The use of some statistical methods for estimating the parameters of ordinary differential equations with practical application

A Thesis Submitted to

Council of  The Administration and Economics/ Karbala University as Partial fulfillment of the Requirements for the Degree of Master of Science in Statistics

Presented by researcher

Israa Samad Dwayyeh Al-Safi

Supervised By

Ass. Prof. Dr. Mushtaq Kareem Abd Al-Rahem

Abstract

Ordinary differential equations (ODE) models are widely used to model dynamic processes in many scientific fields, but they usually depend on parameters that are of critical importance in terms of dynamics and need to be estimated directly from the data.
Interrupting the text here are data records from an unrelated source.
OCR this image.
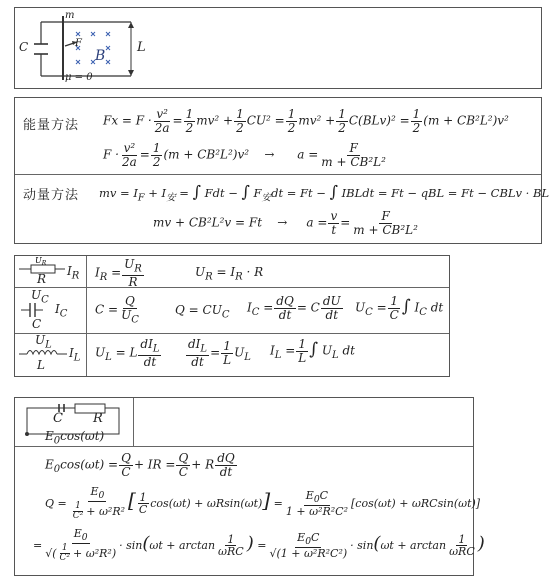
C
m
F
B
L
μ = 0
能量方法 $Fx = F \cdot \frac{\text{v²}}{2a} = \frac{1}{2} mv^2 + \frac{1}{2} CU^2 = \frac{1}{2} mv^2 + \frac{1}{2} C(BLv)^2 = \frac{1}{2} (m + CB^2L^2)v^2$
$F \cdot \frac{\text{v²}}{2a} = \frac{1}{2} (m + CB^2L^2)v^2$    →      $a = \frac{F}{\text{m + CB²L²}}$
动量方法 mv = $I_F + I_安$ = ∫ Fdt − ∫ $F_安dt = Ft$ − ∫ IBLdt = Ft − qBL = Ft − CBLv · BL
mv + CB²L²v = Ft    →     $a = \frac{v}{t} = \frac{F}{\text{m + CB²L²}}$
$U_R$
R
$I_R$ $I_R = \frac{U_R}{R}$	$U_R = I_R \cdot R$
$U_C$
C
$I_C$ $C = \frac{Q}{U_C}$	$Q = CU_C$
$I_C = \frac{dQ}{dt} = C \frac{dU}{dt} U_C = \frac{1}{C}$ ∫ $I_C$ dt
$U_L$
L
$I_L$ $U_L = L \frac{dI_L}{dt} \frac{dI_L}{dt} = \frac{1}{L} U_L$
$I_L = \frac{1}{L}$ ∫ $U_L$ dt
C R
$E_0\cos(\omega t)$
$E_0\cos(\omega t) = \frac{Q}{C}$ + IR = $\frac{Q}{C} + R \frac{dQ}{dt}$
$Q = \frac{E_0}{\frac{1}{\text{C²}} + \omega^2R^2}$ [ $\frac{1}{C} \cos(\omega t) + \omega Rsin(\omega t)] = \frac{E_0C}{\text{1 + ω²R²C²}} [\cos(\omega t) + \omega RCsin(\omega t)]$
= $\frac{E_0}{√( \frac{1}{\text{C²}} + \omega^2R^2)} \cdot \sin(\omega t + \arctan \frac{1}{\text{ωRC}}$ ) = $\frac{E_0C}{\text{√(1 + ω²R²C²)}} \cdot \sin(\omega t + \arctan \frac{1}{\text{ωRC}}$ )
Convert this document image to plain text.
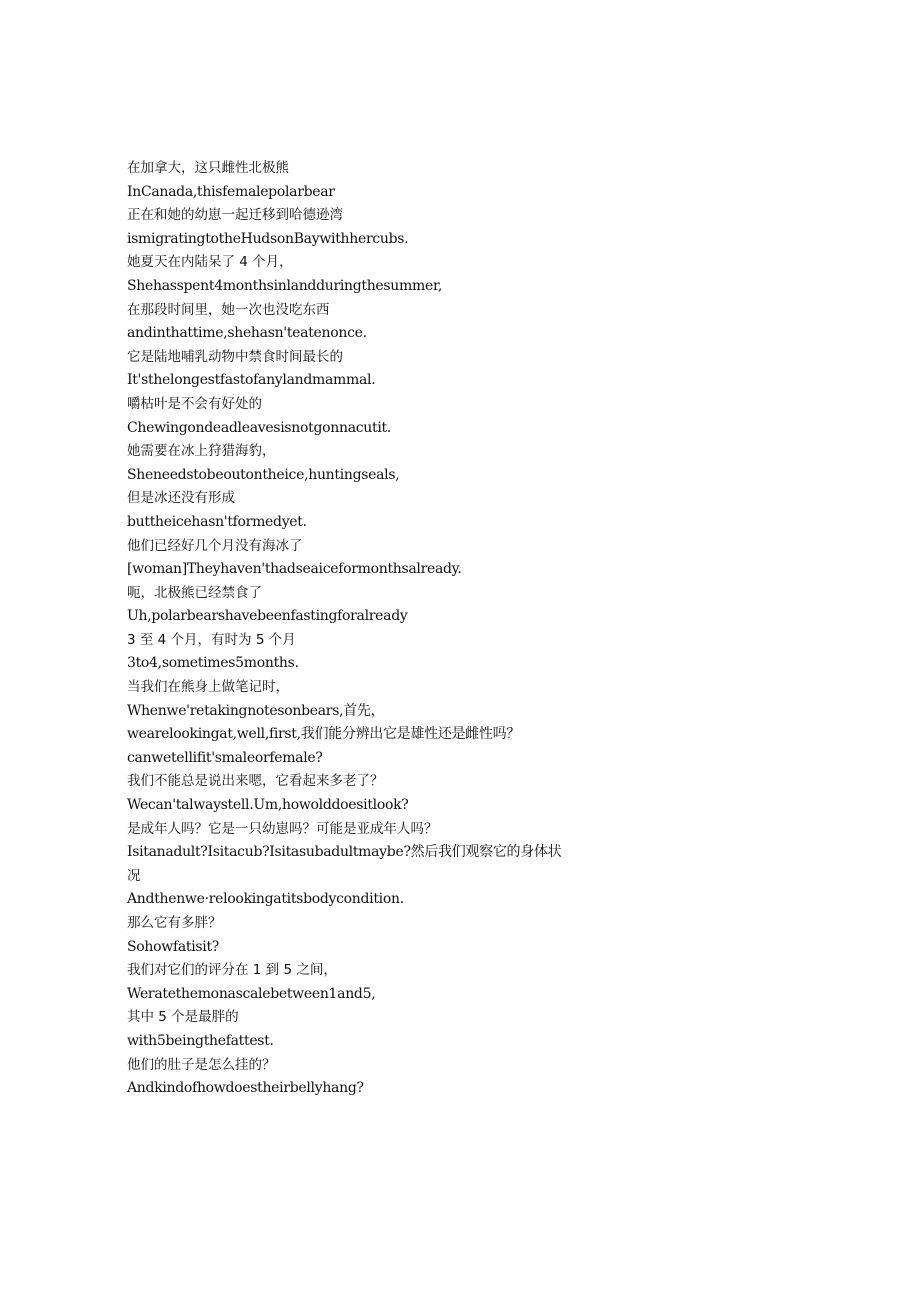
在加拿大，这只雌性北极熊
InCanada,thisfemalepolarbear
正在和她的幼崽一起迁移到哈德逊湾
ismigratingtotheHudsonBaywithhercubs.
她夏天在内陆呆了 4 个月，
Shehasspent4monthsinlandduringthesummer,
在那段时间里，她一次也没吃东西
andinthattime,shehasn'teatenonce.
它是陆地哺乳动物中禁食时间最长的
It'sthelongestfastofanylandmammal.
嚼枯叶是不会有好处的
Chewingondeadleavesisnotgonnacutit.
她需要在冰上狩猎海豹，
Sheneedstobeoutontheice,huntingseals,
但是冰还没有形成
buttheicehasn'tformedyet.
他们已经好几个月没有海冰了
[woman]Theyhaven'thadseaiceformonthsalready.
呃，北极熊已经禁食了
Uh,polarbearshavebeenfastingforalready
3 至 4 个月，有时为 5 个月
3to4,sometimes5months.
当我们在熊身上做笔记时，
Whenwe'retakingnotesonbears,首先，
wearelookingat,well,first,我们能分辨出它是雄性还是雌性吗？
canwetellifit'smaleorfemale?
我们不能总是说出来嗯，它看起来多老了？
Wecan'talwaystell.Um,howolddoesitlook?
是成年人吗？它是一只幼崽吗？可能是亚成年人吗？
Isitanadult?Isitacub?Isitasubadultmaybe?然后我们观察它的身体状
况
Andthenwe·relookingatitsbodycondition.
那么它有多胖？
Sohowfatisit?
我们对它们的评分在 1 到 5 之间，
Weratethemonascalebetween1and5,
其中 5 个是最胖的
with5beingthefattest.
他们的肚子是怎么挂的？
Andkindofhowdoestheirbellyhang?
Nonlinear Equation Models. In this thesis, the method of non-linear least squares (NLS) was used, which is considered the most common in estimating the parameters of ordinary differential equations and comparing them with the capabilities of the method of maximum a posterior (MAP) using two models of ordinary differential equations. They are both (Malthus model and logistic model) and by employing the Monte Carlo simulation method using five different sample sizes and using the mean square error (MSE) standard, the results concluded that the nonlinear least squares method was more appropriate in estimating the parameters of these models.

And then a practical application was made of real data represented by the number of Iraq’s population for the period (1985-2018) for the purpose of showing the best model in representing these data and using the best methods from the experimental side. His predictions, which are more accurate compared to the Malthus model, where the message found that the population of Iraq will reach 55 million by 2040.